As mentioned in a previous blog Earth Hour took place at 8:30 pm on Saturday March 28th, but if you live in Vancouver you might not even have noticed it. Jeff and I did participate, but we could tell by the lights around us that very few other residents or business in our neighborhood took part. We enjoyed dinner by candlelight that we picked up at one of our favorite take out joints, Urban Fare, along with a bottle of our favorite wine, Osoyoos Larose Le Grand Vin. However, despite the great meal and drink, it was disappointing to see that other families or households did not get the message about Earth Hour or simply chose to ignore it.
BC Hydro has now published the results from Saturday night. British Columbians saved 72.67 megawatts of electricity from 8:30 to 9:30 p.m., the equivalent of turning off 1.5 million lights. This may seem like a great deal of electricity but not when compared to 2008 or to other cities. Vancouver proper was only able to reduce consumption by a disappointing 1.3 percent while Pemberton was able to achieve the highest drop in provincial consumption at 4.6 percent and Victoria reported a 3.1 percent drop. Even more dissatisfying is that electricity consumption across B.C. dropped only by 1.1 per cent during Earth Hour 2009 as compared to a drop of 2 per cent in 2008. And for a city and province that I always thought was as ‘green’ and ‘active’ as the rest of Canada, Toronto kicked our not-so-green butts by reducing consumption by 15 percent or 455 megawatts.

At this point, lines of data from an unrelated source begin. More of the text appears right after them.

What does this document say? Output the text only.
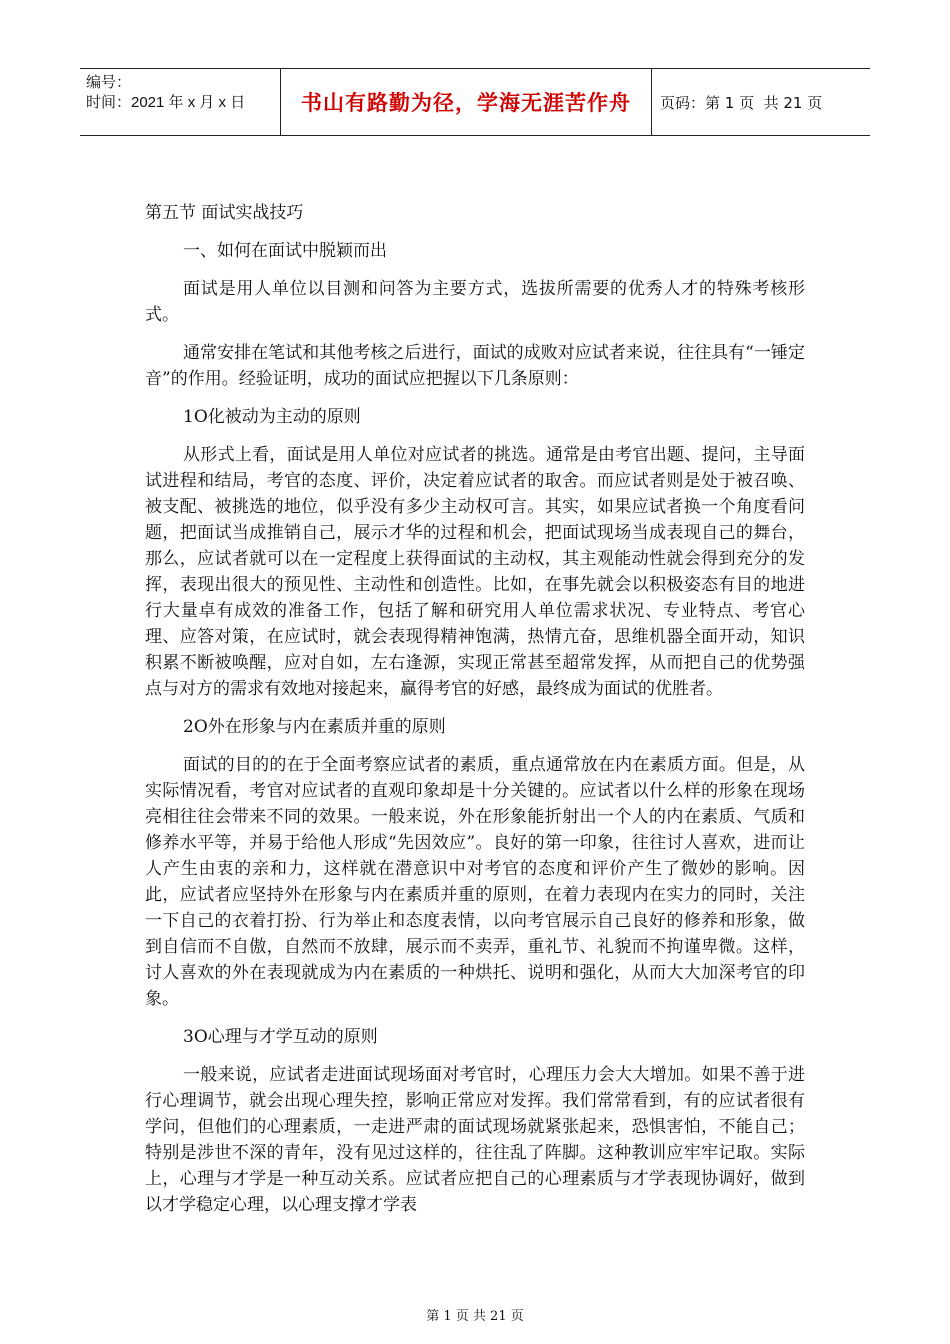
编号：
时间：2021 年 x 月 x 日	书山有路勤为径，学海无涯苦作舟	页码：第 1 页  共 21 页

第五节 面试实战技巧

一、如何在面试中脱颖而出

面试是用人单位以目测和问答为主要方式，选拔所需要的优秀人才的特殊考核形式。

通常安排在笔试和其他考核之后进行，面试的成败对应试者来说，往往具有“一锤定音”的作用。经验证明，成功的面试应把握以下几条原则：

1О化被动为主动的原则

从形式上看，面试是用人单位对应试者的挑选。通常是由考官出题、提问，主导面试进程和结局，考官的态度、评价，决定着应试者的取舍。而应试者则是处于被召唤、被支配、被挑选的地位，似乎没有多少主动权可言。其实，如果应试者换一个角度看问题，把面试当成推销自己，展示才华的过程和机会，把面试现场当成表现自己的舞台，那么，应试者就可以在一定程度上获得面试的主动权，其主观能动性就会得到充分的发挥，表现出很大的预见性、主动性和创造性。比如，在事先就会以积极姿态有目的地进行大量卓有成效的准备工作，包括了解和研究用人单位需求状况、专业特点、考官心理、应答对策，在应试时，就会表现得精神饱满，热情亢奋，思维机器全面开动，知识积累不断被唤醒，应对自如，左右逢源，实现正常甚至超常发挥，从而把自己的优势强点与对方的需求有效地对接起来，赢得考官的好感，最终成为面试的优胜者。

2О外在形象与内在素质并重的原则

面试的目的的在于全面考察应试者的素质，重点通常放在内在素质方面。但是，从实际情况看，考官对应试者的直观印象却是十分关键的。应试者以什么样的形象在现场亮相往往会带来不同的效果。一般来说，外在形象能折射出一个人的内在素质、气质和修养水平等，并易于给他人形成“先因效应”。良好的第一印象，往往讨人喜欢，进而让人产生由衷的亲和力，这样就在潜意识中对考官的态度和评价产生了微妙的影响。因此，应试者应坚持外在形象与内在素质并重的原则，在着力表现内在实力的同时，关注一下自己的衣着打扮、行为举止和态度表情，以向考官展示自己良好的修养和形象，做到自信而不自傲，自然而不放肆，展示而不卖弄，重礼节、礼貌而不拘谨卑微。这样，讨人喜欢的外在表现就成为内在素质的一种烘托、说明和强化，从而大大加深考官的印象。

3О心理与才学互动的原则

一般来说，应试者走进面试现场面对考官时，心理压力会大大增加。如果不善于进行心理调节，就会出现心理失控，影响正常应对发挥。我们常常看到，有的应试者很有学问，但他们的心理素质，一走进严肃的面试现场就紧张起来，恐惧害怕，不能自己；特别是涉世不深的青年，没有见过这样的，往往乱了阵脚。这种教训应牢牢记取。实际上，心理与才学是一种互动关系。应试者应把自己的心理素质与才学表现协调好，做到以才学稳定心理，以心理支撑才学表

第 1 页 共 21 页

The Ontario provincial average was also an impressive 6 percent.
The good news is that as a worldwide event the results of Earth Hour are still impressive. There was participation from 3,929 cities, towns and municipalities in 88 countries across the globe with 70 national capitals participating as well as nine out of ten of the world’s most populated cities. Many of the world’s most famous landmarks went dark including the Pyramids and the Sphinx, the Eiffel Tower, the Vatican, the Acropolis, Big Ben, the Las Vegas Strip, the Empire State Building and the newly famous Bird’s Nest. The good news for British Columbians is that despite the lower than hoped participation on this one night, if these same residents implemented the same conservation measures just one hour every evening, the combined savings would be enough power more than 2,400 homes for an entire year.